Zu allererst sollten Handwerker verstehen, dass sie nicht gezwungen sind, die Kostensteigerung allein zu stemmen. Es gibt Möglichkeiten solche mitunter existenzbedrohenden Preissteigerungen gegenüber dem Auftraggeber durchzuboxen. Nur leider finden wir dazu keinen direkten Lösungsansatz in unserer Lieblingslektüre, der VOB. Daher müssen wir die Sache anders betrachten. Und zwar wie folgt: Es gibt 3 Methoden Preissteigerungen aufzufangen.

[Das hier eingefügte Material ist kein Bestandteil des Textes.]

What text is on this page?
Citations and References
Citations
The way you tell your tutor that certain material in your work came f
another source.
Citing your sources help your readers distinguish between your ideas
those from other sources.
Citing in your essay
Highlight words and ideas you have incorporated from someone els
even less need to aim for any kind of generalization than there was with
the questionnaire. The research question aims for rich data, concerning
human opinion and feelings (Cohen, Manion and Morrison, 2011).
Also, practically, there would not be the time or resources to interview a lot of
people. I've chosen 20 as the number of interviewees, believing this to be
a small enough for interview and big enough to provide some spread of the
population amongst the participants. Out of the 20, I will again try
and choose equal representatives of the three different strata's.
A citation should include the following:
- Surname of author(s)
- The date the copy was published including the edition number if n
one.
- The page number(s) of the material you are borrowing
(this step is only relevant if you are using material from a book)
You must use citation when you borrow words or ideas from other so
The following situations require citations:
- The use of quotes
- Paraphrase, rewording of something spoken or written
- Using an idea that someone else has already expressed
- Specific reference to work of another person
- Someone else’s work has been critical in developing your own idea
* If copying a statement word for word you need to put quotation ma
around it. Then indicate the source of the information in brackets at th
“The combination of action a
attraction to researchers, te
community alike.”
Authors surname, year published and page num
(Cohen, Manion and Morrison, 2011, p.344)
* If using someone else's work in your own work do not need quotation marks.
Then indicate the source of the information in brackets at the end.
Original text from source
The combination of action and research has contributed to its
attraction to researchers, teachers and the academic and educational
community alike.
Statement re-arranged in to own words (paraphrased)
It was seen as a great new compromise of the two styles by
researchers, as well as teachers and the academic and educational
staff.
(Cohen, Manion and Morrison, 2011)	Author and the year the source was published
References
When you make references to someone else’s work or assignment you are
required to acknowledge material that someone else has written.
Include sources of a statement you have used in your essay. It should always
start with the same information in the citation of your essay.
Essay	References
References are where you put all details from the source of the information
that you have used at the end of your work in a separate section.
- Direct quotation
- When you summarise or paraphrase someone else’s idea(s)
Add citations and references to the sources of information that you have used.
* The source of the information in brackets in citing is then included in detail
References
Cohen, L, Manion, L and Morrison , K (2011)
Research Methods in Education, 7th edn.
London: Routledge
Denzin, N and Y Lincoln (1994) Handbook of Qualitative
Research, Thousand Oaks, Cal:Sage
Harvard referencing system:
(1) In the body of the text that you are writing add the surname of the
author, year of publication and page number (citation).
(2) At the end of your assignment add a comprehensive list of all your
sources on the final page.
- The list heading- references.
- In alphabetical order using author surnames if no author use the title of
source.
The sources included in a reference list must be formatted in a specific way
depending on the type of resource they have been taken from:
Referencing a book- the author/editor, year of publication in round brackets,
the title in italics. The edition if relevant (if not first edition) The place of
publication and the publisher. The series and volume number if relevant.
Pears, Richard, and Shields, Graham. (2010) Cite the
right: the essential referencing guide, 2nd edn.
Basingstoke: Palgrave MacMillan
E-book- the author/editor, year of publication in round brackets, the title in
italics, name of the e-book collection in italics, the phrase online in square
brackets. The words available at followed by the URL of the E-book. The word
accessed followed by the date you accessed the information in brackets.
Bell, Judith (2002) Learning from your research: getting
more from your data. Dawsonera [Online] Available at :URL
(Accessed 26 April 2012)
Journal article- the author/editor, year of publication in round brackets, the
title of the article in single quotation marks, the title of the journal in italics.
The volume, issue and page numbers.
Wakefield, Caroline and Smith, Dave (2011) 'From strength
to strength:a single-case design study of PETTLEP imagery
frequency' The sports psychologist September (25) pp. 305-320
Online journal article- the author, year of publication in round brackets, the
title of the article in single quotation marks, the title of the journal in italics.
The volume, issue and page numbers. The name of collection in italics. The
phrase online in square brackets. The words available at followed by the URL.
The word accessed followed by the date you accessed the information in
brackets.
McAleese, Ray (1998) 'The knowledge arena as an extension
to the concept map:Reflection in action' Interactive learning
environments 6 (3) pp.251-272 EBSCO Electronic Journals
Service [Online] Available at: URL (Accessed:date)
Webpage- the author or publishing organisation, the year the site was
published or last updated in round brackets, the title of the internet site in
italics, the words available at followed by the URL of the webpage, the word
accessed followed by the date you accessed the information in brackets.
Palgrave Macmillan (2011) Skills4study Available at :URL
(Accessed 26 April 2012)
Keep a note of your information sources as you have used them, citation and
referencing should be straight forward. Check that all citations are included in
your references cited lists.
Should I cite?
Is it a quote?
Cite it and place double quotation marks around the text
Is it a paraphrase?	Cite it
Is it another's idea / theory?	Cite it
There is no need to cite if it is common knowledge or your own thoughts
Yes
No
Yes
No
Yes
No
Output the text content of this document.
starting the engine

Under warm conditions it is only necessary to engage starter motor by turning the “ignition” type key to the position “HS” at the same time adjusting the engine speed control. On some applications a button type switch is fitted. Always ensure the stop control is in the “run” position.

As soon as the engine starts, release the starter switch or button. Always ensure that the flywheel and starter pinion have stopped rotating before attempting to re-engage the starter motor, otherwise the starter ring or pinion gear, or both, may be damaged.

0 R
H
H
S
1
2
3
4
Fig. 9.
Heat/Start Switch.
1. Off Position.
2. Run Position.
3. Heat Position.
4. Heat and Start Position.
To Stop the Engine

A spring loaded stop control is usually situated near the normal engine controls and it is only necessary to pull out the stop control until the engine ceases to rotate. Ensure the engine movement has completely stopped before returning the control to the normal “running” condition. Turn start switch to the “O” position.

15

1. Annahmeverzug herstellen, Schadenersatzforderung sicherstellen
Wir haben einen Vertrag mit einem offiziellen Termin für den Baubeginn, der allerdings so nicht eingehalten werden kann, obwohl der Handwerker leistungsbereit wäre. Der Rohbau ist demnach nicht fertig, die Ausführungspläne liegen nicht vollständig und mangelfrei vor, etc. Ein wichtiger erster Schritt in so einer Situation ist es eine Behinderungsanzeige und Anzeige zur Leistungsbereitschaft nach Vorgaben der Rechtsprechung an den Bauherrn zu schicken. Jetzt haben wir einen sogenannten Annahmeverzug hergestellt, der uns im späteren Verlauf eine Schadenersatzforderung sicherstellt. Denn: Auf Grund, dass der Ausführende jetzt nicht anfangen, also bestellen kann, entsteht ihm durch die folgenden Preissteigerungen ein Schaden. Später bestellen bedeutet in diesem Fall einen höheren Einkaufspreis. Wie man das alles nachweist und durchsetzt, ist die hohe Kunst des Nachtrag-Managements, die gar nicht mal so schwer zu erlernen ist.
2. Unterbrechungen zur Anzeige bringen
Die Arbeiten müssen unterbrochen werden, weil zum Beispiel ein Vorgewerk kein Material mehr geliefert bekommt oder ganz einfach nicht schnell genug ist. Auch diese Unterbrechung muss entsprechend von uns angezeigt werden. Nun gilt dasselbe wie im ersten Fall: Wenn man jetzt bestellen müsste, aber nicht kann, sondern verschieben muss und dann die Preissteigerung dazwischenfunkt, kann man diesen Schaden entsprechend geltend machen.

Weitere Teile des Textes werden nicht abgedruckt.